🤖 AI Summary
Existing AI agent evaluation relies predominantly on binary, final-state correctness judgments, neglecting critical dimensions such as safety, execution efficiency, and intermediate-step validity.
Method: We propose a task modeling paradigm grounded in deterministic finite automata (DFA), enabling structured representation of task specifications. Building upon this, we introduce a five-dimensional fine-grained evaluation framework assessing path correctness, ordering consistency, prefix criticality, hazardous API call rate, and execution efficiency. Our methodology integrates Kendall rank correlation, exact path-matching algorithms, and risk-aware API call detection to enable quantifiable, interpretable analysis of the entire function-call sequence.

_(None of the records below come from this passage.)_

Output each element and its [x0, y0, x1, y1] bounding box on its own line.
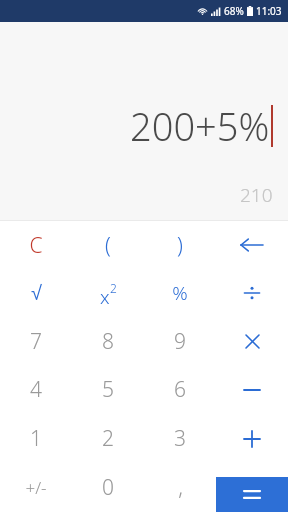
button[interactable]: 1: [0, 414, 72, 463]
staticText: (: [105, 231, 111, 260]
button[interactable]: 6: [144, 365, 216, 414]
staticText: ): [177, 231, 183, 260]
button[interactable]: ): [144, 221, 216, 269]
button[interactable]: √: [0, 269, 72, 317]
button[interactable]: 4: [0, 365, 72, 414]
staticText: 1: [30, 424, 42, 453]
staticText: 68%: [224, 4, 244, 18]
button[interactable]: 0: [72, 463, 144, 512]
button[interactable]: Multiply: [216, 317, 288, 365]
staticText: 2: [102, 424, 114, 453]
button[interactable]: %: [144, 269, 216, 317]
button[interactable]: Minus: [216, 365, 288, 414]
staticText: 210: [240, 182, 273, 208]
staticText: %: [172, 280, 188, 306]
staticText: x: [100, 284, 110, 310]
staticText: 5: [102, 375, 114, 404]
button[interactable]: ,: [144, 463, 216, 512]
button[interactable]: 8: [72, 317, 144, 365]
staticText: 3: [174, 424, 186, 453]
staticText: 9: [174, 327, 186, 356]
staticText: +/-: [25, 476, 47, 499]
staticText: 200+5%: [130, 100, 270, 152]
button[interactable]: 7: [0, 317, 72, 365]
button[interactable]: C: [0, 221, 72, 269]
staticText: 2: [110, 280, 117, 296]
button[interactable]: Divide: [216, 269, 288, 317]
button[interactable]: Equals: [216, 477, 288, 512]
staticText: 7: [30, 327, 42, 356]
staticText: 11:03: [256, 4, 282, 18]
button[interactable]: +/-: [0, 463, 72, 512]
staticText: C: [29, 231, 43, 260]
button[interactable]: 2: [72, 414, 144, 463]
button[interactable]: Plus: [216, 414, 288, 463]
staticText: 6: [174, 375, 186, 404]
button[interactable]: 5: [72, 365, 144, 414]
button[interactable]: 9: [144, 317, 216, 365]
button[interactable]: (: [72, 221, 144, 269]
staticText: ,: [178, 473, 183, 502]
button[interactable]: 3: [144, 414, 216, 463]
button[interactable]: Backspace: [216, 221, 288, 269]
staticText: 0: [102, 473, 114, 502]
staticText: 8: [102, 327, 114, 356]
staticText: √: [31, 282, 42, 304]
button[interactable]: x: [72, 269, 144, 317]
staticText: 4: [30, 375, 42, 404]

Contribution/Results: Experiments across diverse environments demonstrate that our framework effectively discriminates between agents exhibiting comparable performance under conventional metrics—thereby significantly improving assessment accuracy and discriminative power. This work establishes a novel, principled paradigm for evaluating the reliability of large language model–based agents.
📝 Abstract
Evaluating AI agents that solve real-world tasks through function-call sequences remains an open challenge. Existing agentic benchmarks often reduce evaluation to a binary judgment of the final state, overlooking critical aspects such as safety, efficiency, and intermediate correctness. We propose a framework based on deterministic finite automata (DFAs) that encodes tasks as sets of valid tool-use paths, enabling principled assessment of agent behavior in diverse world models. Building on this foundation, we introduce CORE, a suite of five metrics, namely Path Correctness, Path Correctness - Kendall's tau Composite, Prefix Criticality, Harmful-Call Rate, and Efficiency, that quantify alignment with expected execution patterns. Across diverse worlds, our method reveals important performance differences between agents that would otherwise appear equivalent under traditional final-state evaluation schemes.